Intesa per il rilancio e l’internalizzazione dei dolci tradizionali senesi

Si è concretizzato ieri l’accordo tra il gruppo Sielna, la società Ansa & Colt, Villa Ombrellino, attuale gestore del marchio industriale Nannini, e Alessandro Nannini

SIENA. Rilancio e internazionalizzazione dei dolci tipici senesi. Questo l’obiettivo di un’intesa tra quattro realtà per realizzare un’iniziativa imprenditoriale che si pone come obiettivo il rilancio della tradizione e del territorio senese nel campo della ristorazione. Si è concretizzato ieri l’accordo tra il gruppo Sielna, la società Ansa & Colt, Villa Ombrellino, attuale gestore del marchio industriale Nannini, e Alessandro Nannini, quale responsabile commerciale dello sviluppo del marchio.

Tra i principali obiettivi dell’intesa quello di ricollocare Nannini, marchio storico e conosciutissimo dei dolci senesi, a livello internazionale, partendo dal presupposto che la produzione dolciaria senese rappresenta da sempre un simbolo e un prodotto di eccellenza della città. “Con questo progetto miriamo a riportare la tradizione senese nel mercato internazionale perché da sempre Siena è identificata, oltre che con il Palio, con i dolci tipici”, spiega Cataldo Staffieri di Sielna. “L’intesa appena raggiunta – prosegue – produrrà investimenti importanti sulla città anche dal punto di vista dell’occupazione e della professionalità perché vogliamo dare un’occasione ai ragazzi con studi economici di cimentarsi nello sviluppo all’estero del marchio”. L’operazione prevede inoltre la presenza di due marchi: oltre a rilancio del marchio industriale Nannini, ci sarà il brand artigianale Lievito Madre destinato ai locali senesi.

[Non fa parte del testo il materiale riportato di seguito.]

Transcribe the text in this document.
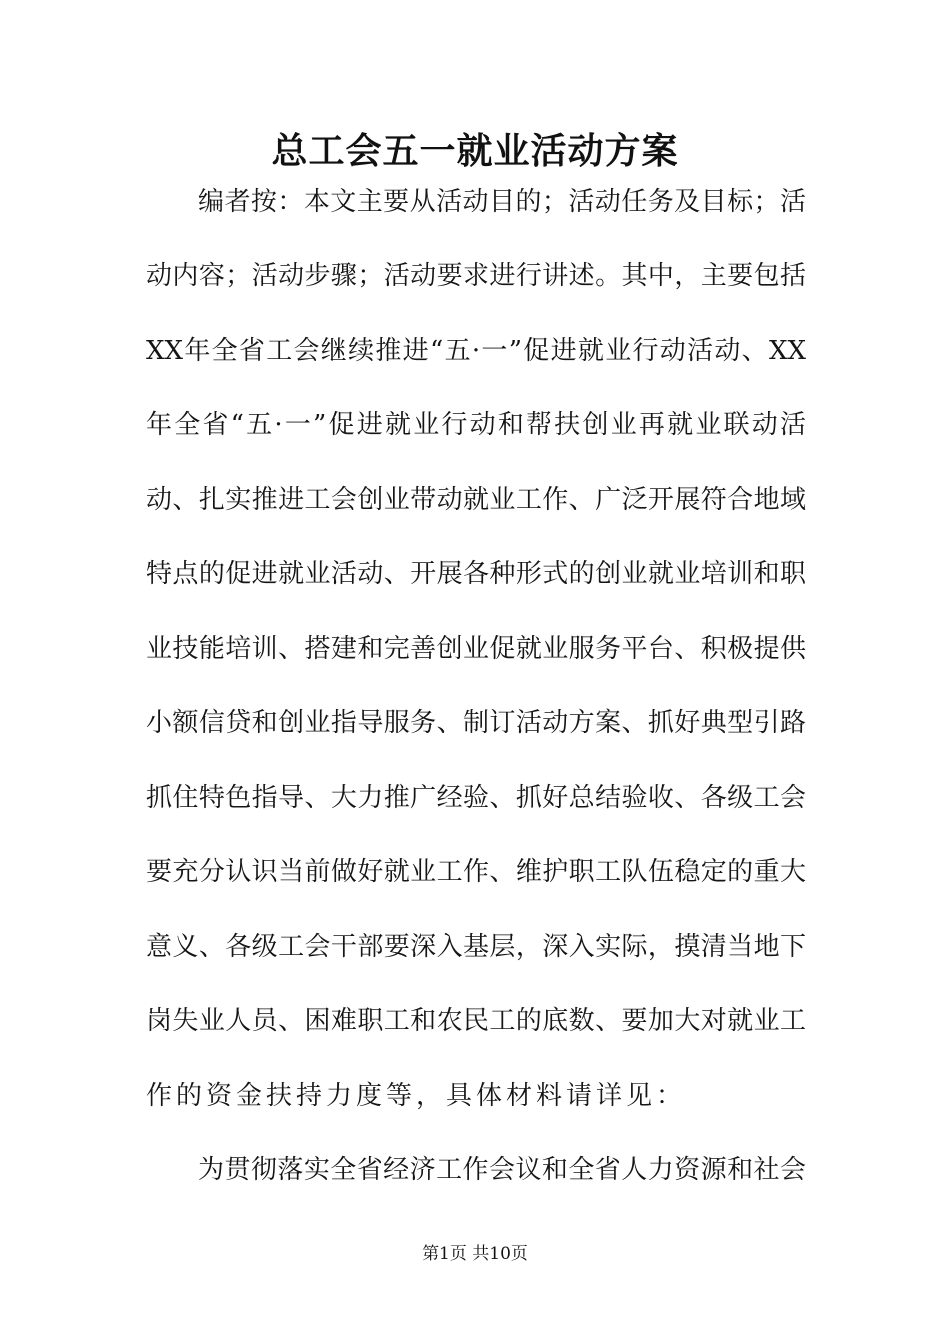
总工会五一就业活动方案
编者按：本文主要从活动目的；活动任务及目标；活
动内容；活动步骤；活动要求进行讲述。其中，主要包括
XX年全省工会继续推进“五·一”促进就业行动活动、XX
年全省“五·一”促进就业行动和帮扶创业再就业联动活
动、扎实推进工会创业带动就业工作、广泛开展符合地域
特点的促进就业活动、开展各种形式的创业就业培训和职
业技能培训、搭建和完善创业促就业服务平台、积极提供
小额信贷和创业指导服务、制订活动方案、抓好典型引路
抓住特色指导、大力推广经验、抓好总结验收、各级工会
要充分认识当前做好就业工作、维护职工队伍稳定的重大
意义、各级工会干部要深入基层，深入实际，摸清当地下
岗失业人员、困难职工和农民工的底数、要加大对就业工
作的资金扶持力度等，具体材料请详见：
为贯彻落实全省经济工作会议和全省人力资源和社会
第1页 共10页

Sull’operazione, Staffieri spiega che “da anni il rapporto tra me e Alessandro Nannini ci vedeva coinvolti per realizzare qualcosa di importante insieme. Così siamo riusciti a mettere insieme questo gruppo di aziende e devo ringraziare Sielna e il suo CEO, Maxim Constantin, che ha raccolto anche la fiducia di partner esteri, riuscendo a far compiere il primo e più importante passo di questo progetto ambizioso”. L’intesa raggiunta tra i diversi soggetti permetterà di mettere insieme locali storici della città (dal Conca d’Oro in via Banchi di Sopra all’Antica Osteria Bigelli in piazza del Campo), fino a nuove aperture che produrranno nei prossimi 24 mesi oltre 200 assunzioni, sia dirette sia dell’indotto, puntando sulle professionalità presenti nella città del Palio. Il territorio sarà valorizzato anche dal punto di vista delle materie prime poiché la farina destinata alle aziende sarà prodotta dal grano coltivato alle porte di Siena, dalla Bioagro controllata da Sielna. “Nelle attività sia la farina sia le professionalità saranno a Km 0”, conclude Cataldo Staffieri.